L’honneur perdu d’Enrico Lunghi

La démission du directeur du Mudam ne sera pas le dernier rebondissement dans ce feuilleton désolant et provincial qui met face à face deux approches de la notion de culture opposées.

983lunghi_itwIls l’auront eu par l’usure. Si l’affaire « Lunghi contre Schram » était la – grosse – goutte qui a fait déborder le vase, celui-ci était déjà bien rempli depuis longtemps. Si on voulait établir le commencement des déboires d’Enrico Lunghi avec certains tenants de la scène culturelle et politique du pays, l’année 2001 pourrait constituer une date charnière. Pour l’exposition conjointe entre le Casino et le musée d’Histoire de la Ville de Luxembourg « Luxembourg, les Luxembourgeois », le Casino décide d’exposer la sculpture « Lady Rosa of Luxembourg », de l’artiste croate Sanja Ivekovic. Le scandale de cette « Gëlle Fra » bis, les polémiques déclenchées par des innombrables lettres à la rédaction de Luxembourgeois patriotes avaient, à l’époque, ouvert un fossé impossible à combler depuis. Lunghi avait été au cœur de la bataille – et certaines forces politiques ont la mémoire longue. Le micro-scandale autour des machines « Cloaca » de Wim Delvoye l’a montré.

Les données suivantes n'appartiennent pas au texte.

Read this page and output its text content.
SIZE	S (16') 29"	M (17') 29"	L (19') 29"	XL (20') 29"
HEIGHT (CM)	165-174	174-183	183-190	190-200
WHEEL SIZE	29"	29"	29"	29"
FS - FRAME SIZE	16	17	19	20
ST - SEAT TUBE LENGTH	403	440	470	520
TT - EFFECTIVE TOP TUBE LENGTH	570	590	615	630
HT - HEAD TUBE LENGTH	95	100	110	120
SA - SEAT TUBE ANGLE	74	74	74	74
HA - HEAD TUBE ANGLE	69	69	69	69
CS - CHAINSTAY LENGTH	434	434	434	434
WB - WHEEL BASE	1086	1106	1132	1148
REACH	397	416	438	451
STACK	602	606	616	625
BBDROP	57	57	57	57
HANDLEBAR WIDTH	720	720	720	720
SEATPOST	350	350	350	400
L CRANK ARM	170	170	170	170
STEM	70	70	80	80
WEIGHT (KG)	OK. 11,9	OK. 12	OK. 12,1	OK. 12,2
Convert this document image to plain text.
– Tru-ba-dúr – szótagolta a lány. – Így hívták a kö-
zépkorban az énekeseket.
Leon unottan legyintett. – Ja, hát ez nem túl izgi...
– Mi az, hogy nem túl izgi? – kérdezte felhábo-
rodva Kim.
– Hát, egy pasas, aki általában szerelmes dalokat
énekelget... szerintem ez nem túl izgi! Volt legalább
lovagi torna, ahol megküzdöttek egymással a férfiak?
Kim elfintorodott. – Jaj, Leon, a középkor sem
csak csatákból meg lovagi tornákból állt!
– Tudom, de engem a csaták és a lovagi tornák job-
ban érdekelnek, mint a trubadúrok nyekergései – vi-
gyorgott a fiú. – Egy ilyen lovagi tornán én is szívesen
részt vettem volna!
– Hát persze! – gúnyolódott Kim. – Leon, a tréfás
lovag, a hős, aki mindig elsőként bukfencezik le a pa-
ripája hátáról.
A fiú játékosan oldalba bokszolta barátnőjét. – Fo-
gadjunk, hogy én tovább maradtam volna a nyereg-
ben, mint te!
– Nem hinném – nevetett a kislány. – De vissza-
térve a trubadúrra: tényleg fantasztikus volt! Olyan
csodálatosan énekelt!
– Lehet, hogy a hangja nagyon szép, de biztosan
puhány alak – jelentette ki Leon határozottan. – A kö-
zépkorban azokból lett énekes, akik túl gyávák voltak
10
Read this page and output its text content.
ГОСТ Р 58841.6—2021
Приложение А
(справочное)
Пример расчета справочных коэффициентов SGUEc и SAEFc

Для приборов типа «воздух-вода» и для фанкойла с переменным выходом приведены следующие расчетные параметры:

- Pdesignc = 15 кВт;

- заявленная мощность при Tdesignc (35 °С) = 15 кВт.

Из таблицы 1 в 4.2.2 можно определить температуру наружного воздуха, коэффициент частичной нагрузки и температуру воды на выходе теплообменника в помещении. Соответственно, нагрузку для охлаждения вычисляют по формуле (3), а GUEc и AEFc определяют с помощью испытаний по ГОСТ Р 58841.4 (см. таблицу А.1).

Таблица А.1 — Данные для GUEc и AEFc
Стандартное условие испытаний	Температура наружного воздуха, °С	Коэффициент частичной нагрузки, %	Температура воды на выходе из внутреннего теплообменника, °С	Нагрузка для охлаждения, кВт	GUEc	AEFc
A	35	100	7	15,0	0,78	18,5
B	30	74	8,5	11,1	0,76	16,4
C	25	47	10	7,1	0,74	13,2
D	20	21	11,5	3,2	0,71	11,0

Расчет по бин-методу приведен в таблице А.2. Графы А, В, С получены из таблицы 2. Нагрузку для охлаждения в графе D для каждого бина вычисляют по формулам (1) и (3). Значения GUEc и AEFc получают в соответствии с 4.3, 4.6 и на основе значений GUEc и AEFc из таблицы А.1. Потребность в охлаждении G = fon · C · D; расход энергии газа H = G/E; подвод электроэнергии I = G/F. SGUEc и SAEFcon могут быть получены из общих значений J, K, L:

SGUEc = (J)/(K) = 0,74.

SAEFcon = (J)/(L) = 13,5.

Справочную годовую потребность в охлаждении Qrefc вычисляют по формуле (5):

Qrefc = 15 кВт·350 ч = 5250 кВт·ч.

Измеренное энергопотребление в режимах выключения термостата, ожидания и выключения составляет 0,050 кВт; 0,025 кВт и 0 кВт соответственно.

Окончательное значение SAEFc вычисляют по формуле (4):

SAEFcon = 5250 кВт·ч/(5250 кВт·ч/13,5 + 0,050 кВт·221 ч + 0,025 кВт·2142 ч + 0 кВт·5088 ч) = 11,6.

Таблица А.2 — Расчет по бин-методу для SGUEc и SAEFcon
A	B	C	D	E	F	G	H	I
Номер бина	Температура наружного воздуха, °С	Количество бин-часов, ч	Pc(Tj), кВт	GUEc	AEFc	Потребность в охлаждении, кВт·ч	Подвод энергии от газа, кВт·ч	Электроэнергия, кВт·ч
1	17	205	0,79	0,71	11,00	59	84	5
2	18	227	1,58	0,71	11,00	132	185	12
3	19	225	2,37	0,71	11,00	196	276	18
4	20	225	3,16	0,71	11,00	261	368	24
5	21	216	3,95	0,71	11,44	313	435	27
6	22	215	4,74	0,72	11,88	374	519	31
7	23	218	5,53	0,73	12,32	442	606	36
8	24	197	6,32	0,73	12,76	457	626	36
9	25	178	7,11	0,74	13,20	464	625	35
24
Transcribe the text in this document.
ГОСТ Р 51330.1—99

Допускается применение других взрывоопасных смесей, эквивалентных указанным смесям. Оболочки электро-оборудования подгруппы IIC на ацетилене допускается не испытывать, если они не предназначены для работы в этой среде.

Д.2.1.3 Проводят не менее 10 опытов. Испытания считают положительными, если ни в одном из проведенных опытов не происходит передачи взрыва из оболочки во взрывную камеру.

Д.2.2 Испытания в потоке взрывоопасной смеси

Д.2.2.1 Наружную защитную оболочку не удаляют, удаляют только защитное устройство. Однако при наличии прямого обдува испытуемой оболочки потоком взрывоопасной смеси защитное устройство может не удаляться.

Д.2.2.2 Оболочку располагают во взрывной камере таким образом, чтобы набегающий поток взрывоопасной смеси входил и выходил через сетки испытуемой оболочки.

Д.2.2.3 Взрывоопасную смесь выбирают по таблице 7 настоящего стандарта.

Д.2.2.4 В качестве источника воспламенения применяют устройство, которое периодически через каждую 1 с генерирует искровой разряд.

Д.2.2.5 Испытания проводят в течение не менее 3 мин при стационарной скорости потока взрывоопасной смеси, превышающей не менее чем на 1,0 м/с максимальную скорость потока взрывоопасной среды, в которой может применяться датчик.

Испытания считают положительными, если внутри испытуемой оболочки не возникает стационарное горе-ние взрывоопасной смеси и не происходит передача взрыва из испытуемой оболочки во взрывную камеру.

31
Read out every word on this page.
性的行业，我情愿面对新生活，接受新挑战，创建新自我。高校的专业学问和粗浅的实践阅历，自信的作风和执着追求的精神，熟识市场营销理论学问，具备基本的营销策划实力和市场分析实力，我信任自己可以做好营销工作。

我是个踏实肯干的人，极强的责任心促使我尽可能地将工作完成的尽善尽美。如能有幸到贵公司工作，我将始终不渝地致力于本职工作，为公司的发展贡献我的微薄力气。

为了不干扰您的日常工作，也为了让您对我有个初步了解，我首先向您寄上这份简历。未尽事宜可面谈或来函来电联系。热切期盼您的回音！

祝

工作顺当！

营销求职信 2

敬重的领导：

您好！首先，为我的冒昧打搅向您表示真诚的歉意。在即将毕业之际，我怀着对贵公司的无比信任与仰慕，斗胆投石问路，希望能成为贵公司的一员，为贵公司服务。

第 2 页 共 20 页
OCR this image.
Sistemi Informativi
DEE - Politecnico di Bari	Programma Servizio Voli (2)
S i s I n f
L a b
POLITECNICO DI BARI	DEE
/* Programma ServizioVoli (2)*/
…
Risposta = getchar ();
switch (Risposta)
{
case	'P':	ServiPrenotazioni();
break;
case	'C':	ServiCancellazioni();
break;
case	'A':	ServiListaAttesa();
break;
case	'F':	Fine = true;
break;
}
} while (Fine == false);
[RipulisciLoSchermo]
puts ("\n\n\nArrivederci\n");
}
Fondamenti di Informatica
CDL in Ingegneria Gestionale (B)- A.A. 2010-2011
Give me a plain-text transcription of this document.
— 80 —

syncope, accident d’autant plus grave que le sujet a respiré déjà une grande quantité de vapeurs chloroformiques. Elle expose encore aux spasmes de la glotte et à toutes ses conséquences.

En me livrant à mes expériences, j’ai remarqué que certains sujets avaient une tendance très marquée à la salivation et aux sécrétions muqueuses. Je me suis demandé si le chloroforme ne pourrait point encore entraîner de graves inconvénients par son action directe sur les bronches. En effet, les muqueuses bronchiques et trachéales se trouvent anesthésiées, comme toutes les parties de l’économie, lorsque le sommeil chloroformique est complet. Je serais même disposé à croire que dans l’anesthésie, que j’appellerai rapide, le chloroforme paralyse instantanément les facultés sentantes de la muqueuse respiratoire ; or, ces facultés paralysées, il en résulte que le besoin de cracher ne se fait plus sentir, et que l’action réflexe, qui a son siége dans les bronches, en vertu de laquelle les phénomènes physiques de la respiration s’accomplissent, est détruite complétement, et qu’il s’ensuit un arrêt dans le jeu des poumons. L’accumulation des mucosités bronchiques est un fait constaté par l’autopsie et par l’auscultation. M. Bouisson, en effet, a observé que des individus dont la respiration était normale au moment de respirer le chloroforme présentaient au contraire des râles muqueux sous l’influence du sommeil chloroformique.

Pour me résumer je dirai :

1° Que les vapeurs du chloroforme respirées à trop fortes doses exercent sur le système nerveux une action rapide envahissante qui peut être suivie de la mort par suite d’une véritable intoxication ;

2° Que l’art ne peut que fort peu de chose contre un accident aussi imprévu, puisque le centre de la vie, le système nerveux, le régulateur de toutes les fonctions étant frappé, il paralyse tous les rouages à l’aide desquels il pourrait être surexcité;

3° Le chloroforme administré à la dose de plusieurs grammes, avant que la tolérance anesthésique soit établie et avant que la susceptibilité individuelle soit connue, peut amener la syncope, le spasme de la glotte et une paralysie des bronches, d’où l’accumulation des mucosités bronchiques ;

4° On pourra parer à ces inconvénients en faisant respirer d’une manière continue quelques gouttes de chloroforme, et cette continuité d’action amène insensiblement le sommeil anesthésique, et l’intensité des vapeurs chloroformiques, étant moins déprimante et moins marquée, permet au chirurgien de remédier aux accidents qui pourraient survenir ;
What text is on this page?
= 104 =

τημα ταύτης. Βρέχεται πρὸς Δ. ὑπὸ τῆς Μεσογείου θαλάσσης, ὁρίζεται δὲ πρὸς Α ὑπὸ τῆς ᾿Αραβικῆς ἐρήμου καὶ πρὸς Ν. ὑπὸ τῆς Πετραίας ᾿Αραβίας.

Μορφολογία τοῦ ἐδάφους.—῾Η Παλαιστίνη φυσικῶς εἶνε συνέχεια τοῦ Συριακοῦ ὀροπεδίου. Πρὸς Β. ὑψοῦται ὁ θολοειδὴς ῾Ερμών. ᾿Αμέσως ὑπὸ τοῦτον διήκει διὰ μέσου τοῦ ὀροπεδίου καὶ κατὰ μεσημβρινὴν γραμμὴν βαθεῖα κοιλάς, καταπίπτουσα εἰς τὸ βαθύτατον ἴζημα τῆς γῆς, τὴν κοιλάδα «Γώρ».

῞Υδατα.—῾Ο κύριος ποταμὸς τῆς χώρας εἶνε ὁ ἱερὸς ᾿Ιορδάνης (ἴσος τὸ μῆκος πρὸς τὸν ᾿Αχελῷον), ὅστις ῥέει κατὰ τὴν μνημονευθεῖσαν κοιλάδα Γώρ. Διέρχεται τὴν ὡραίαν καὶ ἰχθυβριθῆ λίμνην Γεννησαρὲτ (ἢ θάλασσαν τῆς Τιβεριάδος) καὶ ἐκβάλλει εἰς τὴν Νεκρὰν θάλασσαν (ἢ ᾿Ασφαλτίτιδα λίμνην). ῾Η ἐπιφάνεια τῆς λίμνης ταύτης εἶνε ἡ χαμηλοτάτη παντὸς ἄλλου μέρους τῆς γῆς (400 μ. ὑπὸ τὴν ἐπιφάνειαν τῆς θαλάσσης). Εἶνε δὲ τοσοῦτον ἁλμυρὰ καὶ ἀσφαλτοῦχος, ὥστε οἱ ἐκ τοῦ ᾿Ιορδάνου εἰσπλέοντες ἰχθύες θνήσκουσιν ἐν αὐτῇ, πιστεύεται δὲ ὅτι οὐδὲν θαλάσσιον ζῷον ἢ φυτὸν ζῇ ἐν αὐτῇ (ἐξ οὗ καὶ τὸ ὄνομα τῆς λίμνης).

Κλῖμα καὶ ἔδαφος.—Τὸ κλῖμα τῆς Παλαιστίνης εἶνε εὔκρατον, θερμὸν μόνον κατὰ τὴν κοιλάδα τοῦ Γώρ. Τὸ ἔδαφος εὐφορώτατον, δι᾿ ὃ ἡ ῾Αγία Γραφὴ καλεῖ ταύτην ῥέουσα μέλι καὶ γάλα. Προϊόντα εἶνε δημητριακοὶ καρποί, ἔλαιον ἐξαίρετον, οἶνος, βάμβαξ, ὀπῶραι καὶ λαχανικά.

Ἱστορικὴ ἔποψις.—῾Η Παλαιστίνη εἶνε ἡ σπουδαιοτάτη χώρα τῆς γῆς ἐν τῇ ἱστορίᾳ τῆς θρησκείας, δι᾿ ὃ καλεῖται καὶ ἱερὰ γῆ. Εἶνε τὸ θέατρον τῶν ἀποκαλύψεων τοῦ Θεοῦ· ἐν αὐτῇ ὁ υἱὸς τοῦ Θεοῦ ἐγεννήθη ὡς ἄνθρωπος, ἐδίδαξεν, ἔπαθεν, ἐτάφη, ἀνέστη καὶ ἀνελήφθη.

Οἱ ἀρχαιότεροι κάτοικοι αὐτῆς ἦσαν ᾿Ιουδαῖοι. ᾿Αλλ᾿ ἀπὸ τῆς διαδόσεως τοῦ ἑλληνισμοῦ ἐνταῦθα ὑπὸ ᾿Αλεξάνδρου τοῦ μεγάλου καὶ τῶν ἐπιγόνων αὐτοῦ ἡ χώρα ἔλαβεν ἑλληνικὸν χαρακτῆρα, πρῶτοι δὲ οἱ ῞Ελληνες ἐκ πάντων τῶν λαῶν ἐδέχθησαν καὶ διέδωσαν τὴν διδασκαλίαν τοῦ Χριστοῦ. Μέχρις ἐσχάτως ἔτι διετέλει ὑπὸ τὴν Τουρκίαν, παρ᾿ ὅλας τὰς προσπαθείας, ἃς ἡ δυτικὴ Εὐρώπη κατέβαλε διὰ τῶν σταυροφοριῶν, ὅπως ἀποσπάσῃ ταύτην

Après la démission de Marie-Claude Beaud à la tête du Mudam, Lunghi savait pertinemment que si sa candidature pour le poste était retenue, ce ne serait pas une partie de plaisir. Pourtant, ce n’est qu’à partir du drame qui a entouré le renouvellement de son poste que le public s’est définitivement rendu compte de l’isolement du directeur du musée d’art contemporain. Ni le gouvernement, ni son conseil d’administration ou le comité de gestion qu’on lui avait mis dans la nuque ne le soutenaient ouvertement. Au contraire, en effectuant des coupes dans le budget prévu pour les acquisitions – dans le contexte du « Zukunftspak » -, on lui avait carrément coupé l’herbe sous les pieds. Un musée qui n’a pas les moyens de collectionner, ne peut pas avancer – n’en déplaise à certains politiques bornés, ne reconnaissant pas le statut que le Mudam a su atteindre à l’international malgré son jeune âge. S’y ajoute qu’en tant que directeur du Mudam, l’ire populaire contre la construction très coûteuse du bâtiment s’est reportée sur son directeur – même s’il n’y pouvait rien.

Tragi-comédie provinciale

Vu ce contexte défavorable, on se demande comment Enrico Lunghi a pu tenir jusque là. Et on comprend mieux pourquoi il vient de jeter l’éponge. Car s’il s’avérait que RTL ait vraiment procédé à un montage – et aurait donc truqué la bande-son et les images, de façon à mettre en scène un incident qui ne s’est pas déroulé ainsi en réalité – cela ne serait pas qu’une infamie qui souillerait le métier de journaliste. Ce serait aussi un délit. En tout cas, si Enrico Lunghi est sûr de son coup au point de déposer plainte, il joue gros.

Mais ce n’est pas uniquement RTL qui fait mauvaise figure dans cette tragi-comédie provinciale. C’est aussi le conseil d’administration, sa présidente, la princesse Stéphanie, le comité de gestion et surtout le ministre de la Culture Xavier Bettel, qui sont à mettre en cause. Selon les dires de Lunghi dans la lettre envoyée au Cimam (International Comittee for Museums and Collections of Modern Art – une plateforme de directeurs de musées et de collections membre de l’Icom, le International Council of Museums, la grande fédération mondiale des musées), ni la politique, ni le conseil d’administration n’auraient essayé d’entendre sa version des faits avant de le condamner.

Si le geste envers Sophie Schram reste condamnable, il semble désormais clair qu’il s’agissait d’un piège dans lequel Lunghi est tombé. Et un ministre de la Culture devrait, surtout connaissant les antécédents, réfléchir deux fois avant de se presser devant les micros de la presse pour condamner le directeur du Mudam – sans lui avoir donné la possibilité de s’exprimer sur les faits. Gageons que ce lâchage va encore coûter cher à Xavier Bettel, du moins en termes de popularité dans les milieux artistiques. En tout cas, le Cimam a déjà pris position en condamnant les attaques contre Lunghi, les qualifiant même d’ « antidémocratiques ».